Pela autonomia da advocacia pública

Movimento Nacional pela Advocacia Pública *

O projeto de Estado democrático e republicano inaugurado há 25 anos pela Constituição de 1998 foi renovado a partir do momento em que no dia 31 de julho as entidades de classe de âmbito federal, estadual, distrital e municipal lançaram o Movimento Nacional pela Advocacia Pública.

Em um dia bastante alvissareiro, os dirigentes das entidades que representam advogados da União, procuradores da Fazenda Nacional, procuradores do Banco Central do Brasil, procuradores federais, procuradores dos estados, do Distrito Federal e dos municípios renovaram as esperanças em torno de um grande projeto comum e consensual de fortalecimento da autonomia institucional da advocacia pública e, assim, defesa dos mais elevados interesses dos brasileiros.

Trata-se de uma campanha que busca demonstrar que a advocacia pública, desatrelada dos órgãos da estrutura de qualquer dos poderes estatais classicamente reconhecidos, é verdadeiramente essencial à concretização do ideal de justiça no modelo constitucional vigente.

O que significa ser um advogado público? Qual é a missão constitucional da advocacia pública? Por qual razão deve a advocacia pública ser autônoma? Essas questões dominarão o cerne da campanha recém-lançada, que culminará, em um primeiro momento, em um grande ato público no Congresso Nacional neste  dia 3 de setembro de 2013, às 13h.

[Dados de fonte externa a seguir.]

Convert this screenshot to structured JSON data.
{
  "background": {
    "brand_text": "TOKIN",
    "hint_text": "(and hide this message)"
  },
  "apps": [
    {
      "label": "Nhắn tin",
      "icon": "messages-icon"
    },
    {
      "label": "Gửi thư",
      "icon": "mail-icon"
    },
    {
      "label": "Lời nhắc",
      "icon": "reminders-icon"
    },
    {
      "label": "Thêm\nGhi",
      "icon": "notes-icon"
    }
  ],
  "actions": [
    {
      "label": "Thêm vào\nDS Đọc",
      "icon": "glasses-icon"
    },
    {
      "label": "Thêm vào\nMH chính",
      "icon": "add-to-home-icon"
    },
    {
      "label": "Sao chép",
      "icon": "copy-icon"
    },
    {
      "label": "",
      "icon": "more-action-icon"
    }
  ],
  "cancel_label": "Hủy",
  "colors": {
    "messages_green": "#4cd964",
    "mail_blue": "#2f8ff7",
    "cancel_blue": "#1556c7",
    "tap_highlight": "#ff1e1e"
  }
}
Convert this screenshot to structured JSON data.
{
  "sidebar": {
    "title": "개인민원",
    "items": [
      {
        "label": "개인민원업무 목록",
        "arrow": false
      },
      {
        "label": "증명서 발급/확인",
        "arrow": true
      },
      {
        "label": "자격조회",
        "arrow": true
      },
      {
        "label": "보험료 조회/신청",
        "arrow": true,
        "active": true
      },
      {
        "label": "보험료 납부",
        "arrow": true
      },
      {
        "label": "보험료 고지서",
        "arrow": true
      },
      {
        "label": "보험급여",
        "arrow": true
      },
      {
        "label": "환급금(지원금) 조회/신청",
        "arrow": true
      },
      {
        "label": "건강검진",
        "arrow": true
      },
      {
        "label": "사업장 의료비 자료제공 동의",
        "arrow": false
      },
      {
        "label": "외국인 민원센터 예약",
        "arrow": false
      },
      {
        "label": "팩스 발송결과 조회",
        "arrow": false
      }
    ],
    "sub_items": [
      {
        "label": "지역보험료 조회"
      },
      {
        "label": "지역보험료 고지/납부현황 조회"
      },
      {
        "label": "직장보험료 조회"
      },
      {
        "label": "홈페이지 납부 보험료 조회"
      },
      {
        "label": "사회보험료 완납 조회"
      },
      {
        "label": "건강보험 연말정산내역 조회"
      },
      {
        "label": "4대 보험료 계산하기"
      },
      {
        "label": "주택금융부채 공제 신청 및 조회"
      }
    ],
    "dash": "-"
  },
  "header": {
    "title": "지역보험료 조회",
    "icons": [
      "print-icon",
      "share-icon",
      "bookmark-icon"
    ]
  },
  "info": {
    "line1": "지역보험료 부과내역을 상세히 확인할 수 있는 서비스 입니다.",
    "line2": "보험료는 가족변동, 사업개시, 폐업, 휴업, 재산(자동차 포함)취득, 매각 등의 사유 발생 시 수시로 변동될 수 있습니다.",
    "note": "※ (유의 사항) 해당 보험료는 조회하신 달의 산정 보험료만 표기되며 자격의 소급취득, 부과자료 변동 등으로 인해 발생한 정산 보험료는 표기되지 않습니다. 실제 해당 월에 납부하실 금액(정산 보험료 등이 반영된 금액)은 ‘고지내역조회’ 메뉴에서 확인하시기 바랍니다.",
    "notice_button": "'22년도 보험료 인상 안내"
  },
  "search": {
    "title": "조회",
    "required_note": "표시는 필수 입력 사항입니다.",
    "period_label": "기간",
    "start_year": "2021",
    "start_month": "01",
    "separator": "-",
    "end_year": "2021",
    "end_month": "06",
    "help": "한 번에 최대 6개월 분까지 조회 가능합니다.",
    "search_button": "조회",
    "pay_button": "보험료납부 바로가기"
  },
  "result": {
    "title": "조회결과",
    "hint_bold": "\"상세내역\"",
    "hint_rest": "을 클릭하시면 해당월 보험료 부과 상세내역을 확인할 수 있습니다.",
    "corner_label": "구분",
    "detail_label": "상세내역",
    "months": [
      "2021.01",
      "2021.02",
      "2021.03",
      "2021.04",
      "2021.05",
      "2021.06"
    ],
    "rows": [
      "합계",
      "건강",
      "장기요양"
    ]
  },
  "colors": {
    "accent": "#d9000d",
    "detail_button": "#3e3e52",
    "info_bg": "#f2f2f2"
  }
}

Sem impor imperativamente suas decisões, a advocacia pública, ao lado das demais funções constitucionais essenciais à Justiça – Ministério Público, Defensoria Pública e advocacia stricto sensu –, é uma instituição republicana e democratizante. Ao desempenhar a função de assessoramento jurídico ao Poder Executivo, permite que as políticas públicas escolhidas pelos governantes democraticamente eleitos sejam executadas em um ambiente de respeito aos valores consagrados pelo ordenamento jurídico. Sem se imiscuir exatamente no mérito das escolhas, mas colaborando para uma maior reflexão do gestor acerca do correto caminho a ser seguido para o atendimento do interesse público, uma Advocacia Pública forte e autônoma previne a ocorrência de ilícitos e evita a judicialização das políticas públicas.

Uma vez judicializados os conflitos emergentes entre Estado e particulares, uma advocacia pública diligente integra o contraditório, apresentando razões de fato e de direito para que o Judiciário possa exercer sua função de modo seguro, e sem dar azo ao malbaratamento das verbas públicas. Em uma demanda judicial, uma advocacia pública ciosa de seus deveres é a lembrança de que a justiça, em um Estado democrático, não é mero ato de vontade de um indivíduo, nem é dádiva de autoridades benevolentes, mas resultado de um processo conduzido com a atuação do ente público, concretizando o primado constitucional do contraditório.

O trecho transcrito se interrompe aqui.